5. MAURENSIG ET LES ‘GENRES’
En conclusion, il nous reste à dire quelques mots sur la manière dont Maurensig aborde les thèmes de l’orphelin, du bâtard, des doubles et de l’aliénation. Il est évident qu’il reprend les séquences narratives consacrées par la tradition : l’orphelin est en quête de son identité, il doit surmonter une longue série d’épreuves pour connaître ses parents, il doit le succès à des adjuvants qui corrigent ses erreurs et pallient ses faiblesses. Le bâtard doit posséder des vertus exceptionnelles pour compenser la faute dont sa naissance est la preuve. Les rapports entre les demi-frères sont faits de rivalité, de haine et d’amitié. Le double peut être aussi une image hallucinatoire du moi. Maurensig utilise toutes ces figures narratives exploitées abondamment par la littérature fantastique. Mais l’auteur les insère dans un contexte historique qui est celui des années Trente et de la seconde guerre mondiale. Or les deux genres sont contaminés l’un par l’autre. D’un côté les effets fantastiques se heurtent aux événements tragiques de l’histoire. Quand la Pologne est vaincue et que le pays est partagé entre l’Allemagne et l’Union soviétique, quand l’aristocratie polonaise est privée de tous ses droits, c’est tout l’univers fictionnel de Witek qui se désagrège en provoquant son aliénation mentale.24 Le développement du roman fantastique (à savoir la reconnaissance et le succès de l’enfant bâtard) est empêché par le recours au genre historique. Mais inversement les horreurs du nazisme apparaissent souvent, dans le récit des personnages, comme des événements qui ont la réalité ambiguë des visions terrifiantes qui sont l’essence des cauchemars. En intervenant dans un genre (c’est-à-dire dans un type de fiction) au moyen d’un autre genre (c’est-à-dire d’une autre forme de récit), Maurensig met en œuvre, sur le plan de l’écriture, ce processus d’hybridation qui définit la filiation, l’histoire produite par la génération suivante se différenciant le plus souvent de l’histoire héritée. Ainsi parce qu’il s’inscrit dans la double filiation du genre fantastique et du genre historique et qu’il introduit des éléments de l’un dans l’autre, Maurensig se construit-il sa propre identité narrative d’écrivain frontalier entre plusieurs traditions.
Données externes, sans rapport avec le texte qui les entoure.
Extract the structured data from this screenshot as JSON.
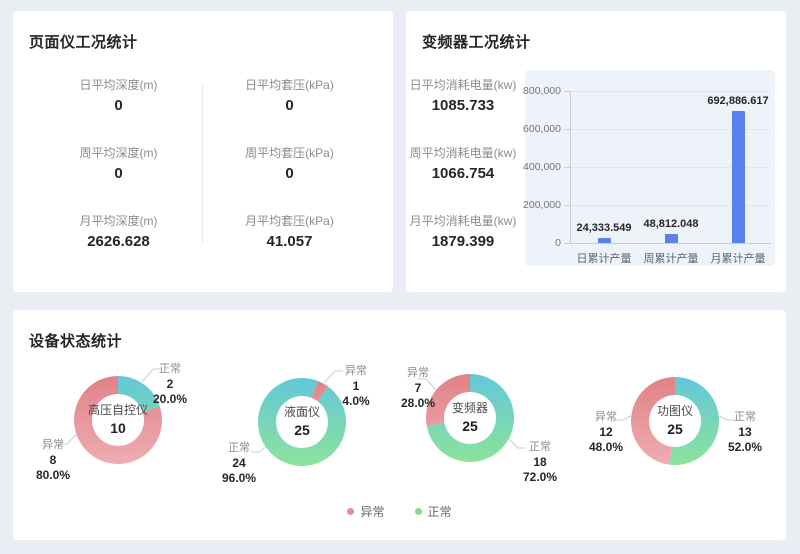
{
  "panels": {
    "page_meter": {
      "title": "页面仪工况统计",
      "stats_left": [
        {
          "label": "日平均深度(m)",
          "value": "0"
        },
        {
          "label": "周平均深度(m)",
          "value": "0"
        },
        {
          "label": "月平均深度(m)",
          "value": "2626.628"
        }
      ],
      "stats_right": [
        {
          "label": "日平均套压(kPa)",
          "value": "0"
        },
        {
          "label": "周平均套压(kPa)",
          "value": "0"
        },
        {
          "label": "月平均套压(kPa)",
          "value": "41.057"
        }
      ]
    },
    "inverter": {
      "title": "变频器工况统计",
      "stats": [
        {
          "label": "日平均消耗电量(kw)",
          "value": "1085.733"
        },
        {
          "label": "周平均消耗电量(kw)",
          "value": "1066.754"
        },
        {
          "label": "月平均消耗电量(kw)",
          "value": "1879.399"
        }
      ]
    },
    "device_status": {
      "title": "设备状态统计",
      "legend": [
        {
          "label": "异常",
          "color": "#e58c8e"
        },
        {
          "label": "正常",
          "color": "#7dde92"
        }
      ]
    }
  },
  "chart_data": [
    {
      "type": "bar",
      "title": "变频器工况统计",
      "categories": [
        "日累计产量",
        "周累计产量",
        "月累计产量"
      ],
      "values": [
        24333.549,
        48812.048,
        692886.617
      ],
      "value_labels": [
        "24,333.549",
        "48,812.048",
        "692,886.617"
      ],
      "xlabel": "",
      "ylabel": "",
      "ylim": [
        0,
        800000
      ],
      "ytick_labels": [
        "0",
        "200,000",
        "400,000",
        "600,000",
        "800,000"
      ],
      "grid": true,
      "legend_position": "none"
    },
    {
      "type": "pie",
      "subtype": "donut",
      "name": "高压自控仪",
      "total": 10,
      "slices": [
        {
          "label": "正常",
          "value": 2,
          "pct": "20.0%"
        },
        {
          "label": "异常",
          "value": 8,
          "pct": "80.0%"
        }
      ]
    },
    {
      "type": "pie",
      "subtype": "donut",
      "name": "液面仪",
      "total": 25,
      "slices": [
        {
          "label": "正常",
          "value": 24,
          "pct": "96.0%"
        },
        {
          "label": "异常",
          "value": 1,
          "pct": "4.0%"
        }
      ]
    },
    {
      "type": "pie",
      "subtype": "donut",
      "name": "变频器",
      "total": 25,
      "slices": [
        {
          "label": "正常",
          "value": 18,
          "pct": "72.0%"
        },
        {
          "label": "异常",
          "value": 7,
          "pct": "28.0%"
        }
      ]
    },
    {
      "type": "pie",
      "subtype": "donut",
      "name": "功图仪",
      "total": 25,
      "slices": [
        {
          "label": "正常",
          "value": 13,
          "pct": "52.0%"
        },
        {
          "label": "异常",
          "value": 12,
          "pct": "48.0%"
        }
      ]
    }
  ],
  "colors": {
    "bar": "#5b82ec",
    "chart_bg": "#eef3fa",
    "page_bg": "#e9edf4",
    "normal_gradient": [
      "#63c7d9",
      "#8ce39b"
    ],
    "abnormal_gradient": [
      "#df8287",
      "#efadb2"
    ]
  }
}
Références bibliographiques
Maurensig, Paolo (2004). La variante di Lüneburg. (Gli Adelphi), Milan : Adelphi.
Maurensig, Paolo (1998). Canone inverso. (Bestsellers, Oscar), Milan : Mondadori.
Maurensig, Paolo (2003). Il guardiano dei sogni, Milan : Mondadori.
Ricœur, Paul (1990). Soi-même comme un autre, Paris : Seuil.